Recognition of breast cancer subtypes and research into their underlying biologies is driving the development of new therapies.
Joyce A. O'Shaughnessy, MD
Co-Director, Breast Cancer Research
Baylor Charles A. Sammons
Texas Oncology/US Oncology
Recognition of breast cancer subtypes and research into their underlying biologies is driving the development of new therapies, with several novel agents approaching clinical use. At the 2012 Miami Breast Cancer Conference, Joyce O’Shaughnessy, MD, co-director of breast cancer research at the Baylor Charles A. Sammons Cancer Center in Dallas, Texas, summarized the latest research into new strategies for treating triple-negative and HER2-positive breast cancers.
Triple-negative breast cancer (TNBC) is an aggressive subtype that is often resistant to current therapies and represents a significant area of unmet medical need. There has been an explosion of interest in this subtype in recent years, although most research is still in its nascent phase.
Much of the TNBC research is focused on methods of identifying patient subsets with greater sensitivity to certain therapies. For example, array-CGH may aid in identifying patients with defective DNA repair pathways, while status of the tumor suppressor PTEN may be useful for selecting patients for EGFR-targeted therapies. Next-generation sequencing of individual tumors may be able to identify specific mutations that direct the personalized selection of therapeutic agents.
Several novel agents are also being investigated for TNBC. Early-phase clinical trials are currently evaluating drug combinations that inhibit the PI3K and MAPK pathways, which are frequently mutated in TNBC. Other agents that are being explored are JAK2 inhibitors, based on preclinical studies suggesting the involvement of this signaling pathway in stem cell—like breast cancer cells, and inhibitors of ALK, which is activated in some inflammatory breast cancers.
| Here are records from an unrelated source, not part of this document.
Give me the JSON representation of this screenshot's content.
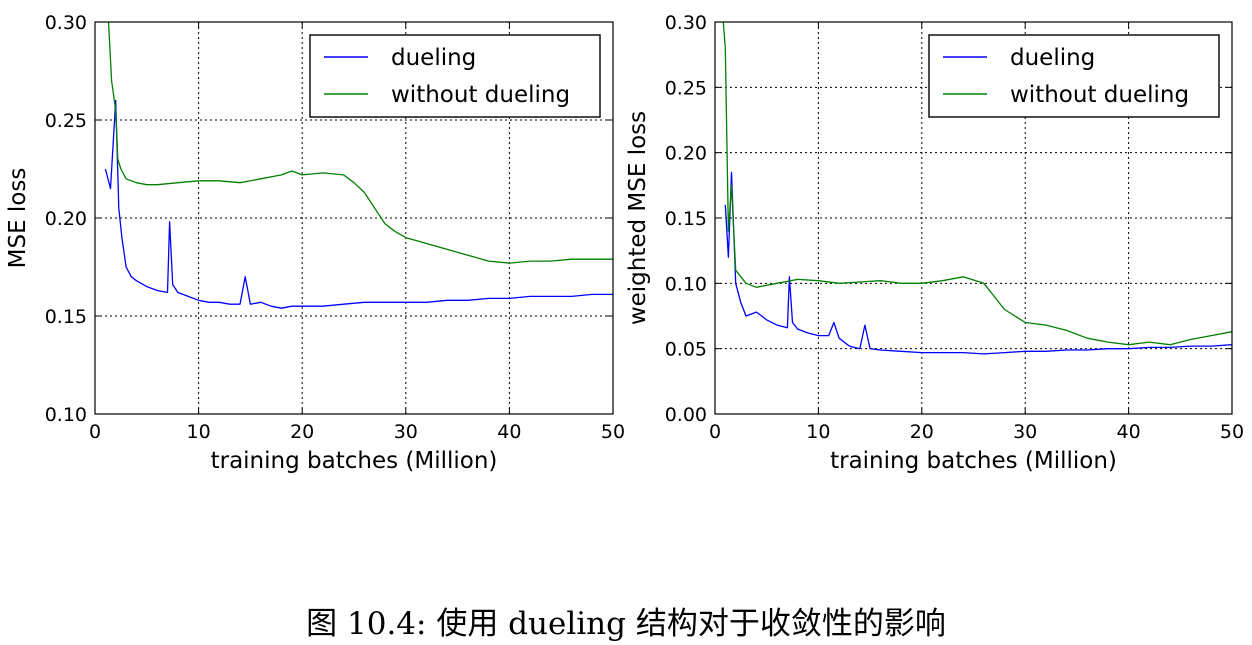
{
  "caption": "图 10.4: 使用 dueling 结构对于收敛性的影响",
  "colors": {
    "dueling": "#0000ff",
    "without_dueling": "#007f00"
  },
  "chart_data": [
    {
      "type": "line",
      "xlabel": "training batches (Million)",
      "ylabel": "MSE loss",
      "xlim": [
        0,
        50
      ],
      "ylim": [
        0.1,
        0.3
      ],
      "xticks": [
        0,
        10,
        20,
        30,
        40,
        50
      ],
      "yticks": [
        0.1,
        0.15,
        0.2,
        0.25,
        0.3
      ],
      "xtick_labels": [
        "0",
        "10",
        "20",
        "30",
        "40",
        "50"
      ],
      "ytick_labels": [
        "0.10",
        "0.15",
        "0.20",
        "0.25",
        "0.30"
      ],
      "grid": true,
      "legend": "top-right",
      "series": [
        {
          "name": "dueling",
          "color": "#0000ff",
          "x": [
            1,
            1.5,
            2,
            2.3,
            2.6,
            3,
            3.5,
            4,
            5,
            6,
            7,
            7.2,
            7.5,
            8,
            9,
            10,
            11,
            12,
            13,
            14,
            14.5,
            15,
            16,
            17,
            18,
            19,
            20,
            22,
            24,
            26,
            28,
            30,
            32,
            34,
            36,
            38,
            40,
            42,
            44,
            46,
            48,
            50
          ],
          "y": [
            0.225,
            0.215,
            0.26,
            0.205,
            0.19,
            0.175,
            0.17,
            0.168,
            0.165,
            0.163,
            0.162,
            0.198,
            0.166,
            0.162,
            0.16,
            0.158,
            0.157,
            0.157,
            0.156,
            0.156,
            0.17,
            0.156,
            0.157,
            0.155,
            0.154,
            0.155,
            0.155,
            0.155,
            0.156,
            0.157,
            0.157,
            0.157,
            0.157,
            0.158,
            0.158,
            0.159,
            0.159,
            0.16,
            0.16,
            0.16,
            0.161,
            0.161
          ]
        },
        {
          "name": "without dueling",
          "color": "#007f00",
          "x": [
            1.3,
            1.6,
            2,
            2.2,
            2.5,
            3,
            4,
            5,
            6,
            8,
            10,
            12,
            14,
            16,
            18,
            19,
            20,
            22,
            24,
            25,
            26,
            27,
            28,
            29,
            30,
            32,
            34,
            36,
            38,
            40,
            42,
            44,
            46,
            48,
            50
          ],
          "y": [
            0.3,
            0.27,
            0.255,
            0.23,
            0.225,
            0.22,
            0.218,
            0.217,
            0.217,
            0.218,
            0.219,
            0.219,
            0.218,
            0.22,
            0.222,
            0.224,
            0.222,
            0.223,
            0.222,
            0.218,
            0.213,
            0.205,
            0.197,
            0.193,
            0.19,
            0.187,
            0.184,
            0.181,
            0.178,
            0.177,
            0.178,
            0.178,
            0.179,
            0.179,
            0.179
          ]
        }
      ]
    },
    {
      "type": "line",
      "xlabel": "training batches (Million)",
      "ylabel": "weighted MSE loss",
      "xlim": [
        0,
        50
      ],
      "ylim": [
        0.0,
        0.3
      ],
      "xticks": [
        0,
        10,
        20,
        30,
        40,
        50
      ],
      "yticks": [
        0.0,
        0.05,
        0.1,
        0.15,
        0.2,
        0.25,
        0.3
      ],
      "xtick_labels": [
        "0",
        "10",
        "20",
        "30",
        "40",
        "50"
      ],
      "ytick_labels": [
        "0.00",
        "0.05",
        "0.10",
        "0.15",
        "0.20",
        "0.25",
        "0.30"
      ],
      "grid": true,
      "legend": "top-right",
      "series": [
        {
          "name": "dueling",
          "color": "#0000ff",
          "x": [
            1,
            1.3,
            1.6,
            2,
            2.5,
            3,
            4,
            5,
            6,
            7,
            7.2,
            7.5,
            8,
            9,
            10,
            11,
            11.5,
            12,
            13,
            14,
            14.5,
            15,
            16,
            18,
            20,
            22,
            24,
            26,
            28,
            30,
            32,
            34,
            36,
            38,
            40,
            42,
            44,
            46,
            48,
            50
          ],
          "y": [
            0.16,
            0.12,
            0.185,
            0.1,
            0.085,
            0.075,
            0.078,
            0.072,
            0.068,
            0.066,
            0.105,
            0.07,
            0.065,
            0.062,
            0.06,
            0.06,
            0.07,
            0.058,
            0.052,
            0.05,
            0.068,
            0.05,
            0.049,
            0.048,
            0.047,
            0.047,
            0.047,
            0.046,
            0.047,
            0.048,
            0.048,
            0.049,
            0.049,
            0.05,
            0.05,
            0.051,
            0.051,
            0.052,
            0.052,
            0.053
          ]
        },
        {
          "name": "without dueling",
          "color": "#007f00",
          "x": [
            0.8,
            1,
            1.3,
            1.6,
            2,
            2.5,
            3,
            4,
            6,
            8,
            10,
            12,
            14,
            16,
            18,
            20,
            22,
            24,
            26,
            27,
            28,
            29,
            30,
            32,
            34,
            36,
            38,
            40,
            42,
            44,
            46,
            48,
            50
          ],
          "y": [
            0.3,
            0.28,
            0.14,
            0.175,
            0.11,
            0.105,
            0.1,
            0.097,
            0.1,
            0.103,
            0.102,
            0.1,
            0.101,
            0.102,
            0.1,
            0.1,
            0.102,
            0.105,
            0.1,
            0.09,
            0.08,
            0.075,
            0.07,
            0.068,
            0.064,
            0.058,
            0.055,
            0.053,
            0.055,
            0.053,
            0.057,
            0.06,
            0.063
          ]
        }
      ]
    }
  ]
}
Therapies for HER2-positive breast cancer are in more advanced stages of clinical investigation. The combination of trastuzumab (Herceptin) plus lapatinib (Tykerb) significantly increased pathological complete response rates compared to either agent alone in the preoperative Neo-ALTTO trial, and results in the adjuvant setting from the ALTTO trial are eagerly awaited.
Another agent being investigated is pertuzumab, a monoclonal antibody that blocks HER2 dimerization, including heterodimerization with HER3. In the randomized CLEOPATRA trial, the addition of pertuzumab to a first-line regimen of docetaxel plus trastuzumab significantly improved median progression-free survival (PFS) by 6.1 months (18.5 vs 12.4 months; P < .0001) in patients with metastatic HER2-positive disease. Interim analysis of overall survival also suggests a significant benefit. No increase in cardiac events has been observed, and the only adverse events that were increased with the triplet were febrile neutropenia and grade 1 diarrhea. A phase III trial (APHINITY) now underway in the adjuvant setting is comparing pertuzumab plus trastuzumab and chemotherapy against standard care.
Another new agent in the later stages of clinical development is trastuzumab emtansine (T-DM1), a HER2-targeted antibody conjugate that combines trastuzumab with a cytotoxic maytansine derivative. A randomized phase II trial compared T-DM1 to the combination of trastuzumab plus docetaxel as first-line therapy. T-DM1 significantly improved median PFS by 5 months (14.2 months vs 9.2 months; P = .0353). A phase III trial (EMILIA) is comparing T-DM1 to the combination of lapatinib plus capecitabine in progressive HER2-positive disease, and results from this study are expected in the near future.
Finally, some patients may benefit from combined blockade of the HER2 signaling pathway as well as the PI3K pathway. A phase III trial, BOLERO-1, is currently comparing first-line treatment with paclitaxel plus trastuzumab with or without the mTOR inhibitor everolimus (Afinitor), and results of this trial are eagerly anticipated.